Табакне постарела, но секрет мастерства находился при ней, точнее в ее руках. После того как она перевела Буёнгак в город Кунсан, из нового родительского дома О Ён Чжуна прислали копию выписки из родословной семьи. Неизвестно, может быть, они прислали ее из чувства благодарности за то, что она обещала не искать его, или, наоборот, прислали с намеком на угрозу, чтобы в будущем она его не искала, потому что он, как член клана О, живет хорошо. Получив ее, она была безмерно благодарна им, потому что для нее это было равносильно тому, чтобы увидеть его. Спустя какое-то время она переоформила право собственности на кибан на его имя. После этого он стал для нее не просто Буёнгаком. Он стал О Ён Чжуном, а О Ён Чжун — Буёнгаком.

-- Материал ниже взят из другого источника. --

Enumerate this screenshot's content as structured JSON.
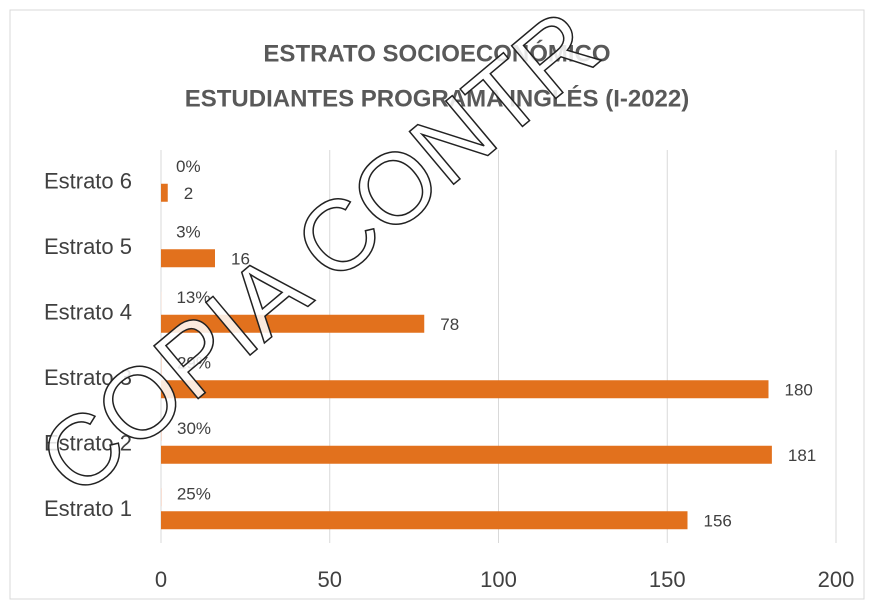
{
  "chart_data": {
    "type": "hbar",
    "title": [
      "ESTRATO SOCIOECONÓMICO",
      "ESTUDIANTES PROGRAMA INGLÉS (I-2022)"
    ],
    "categories": [
      "Estrato 1",
      "Estrato 2",
      "Estrato 3",
      "Estrato 4",
      "Estrato 5",
      "Estrato 6"
    ],
    "series": [
      {
        "color": "#f6d9cc",
        "values": [
          0.25,
          0.3,
          0.29,
          0.13,
          0.03,
          0
        ],
        "value_labels": [
          "25%",
          "30%",
          "29%",
          "13%",
          "3%",
          "0%"
        ]
      },
      {
        "color": "#e2711d",
        "values": [
          156,
          181,
          180,
          78,
          16,
          2
        ]
      }
    ],
    "xlim": [
      0,
      200
    ],
    "xticks": [
      0,
      50,
      100,
      150,
      200
    ],
    "grid": true,
    "watermark": "COPIA CONTR"
  }
}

Вспоминая сына, она иногда думала: если вдруг, хотя бы в одном случае из десяти тысяч, с ничтожной вероятностью… Если вдруг у него сложится такая ситуация, что он не сможет выполнять возложенные на него обязанности в клане, то ей хотелось бы, чтобы он вернулся обратно в Буёнгак. Так как в его новом родовом доме знали о кибане в городе Кунсане, ей хотелось, чтобы тогда его отпустили. Хотя одна половина ее души звала его обратно, вторая говорила ему не приходить. Несмотря на то, что первая половина души хотела его видеть, вторая половина говорила, что нельзя этого делать. Каждый раз, когда Табакне была взволнована, думая о нем, она шла на кухню и, засучив рукава, начинала варить, жарить, тушить…

«О Ён Чжун, мой сын, даже если я, или мадам О, или мисс Мин умрем, не дождавшись тебя, то какая-нибудь другая мисс Мин обязательно встретит тебя, — мысленно говорила она. — О Ён Чжун, если ты не сможешь прийти, то до того дня, пока не придет твой ребенок, или внук, или правнук, Буёнгак будет ждать. Сейчас шесть часов вечера. Это время, когда свет и темнота смешиваются друг с другом и просыпается Буёнгак. В это время повсюду в нем слышится шепот и разнообразные звуки. Даже если я умру, я не позволю, чтобы ты бродил одиноко среди его развалин. Я сделаю все, чтобы тебе не пришлось вспоминать на заросшем дикой травой месте, похожем на руины, некогда процветавший Буёнгак. Я сохраню его для тебя, чего бы мне это ни стоило. Я клянусь».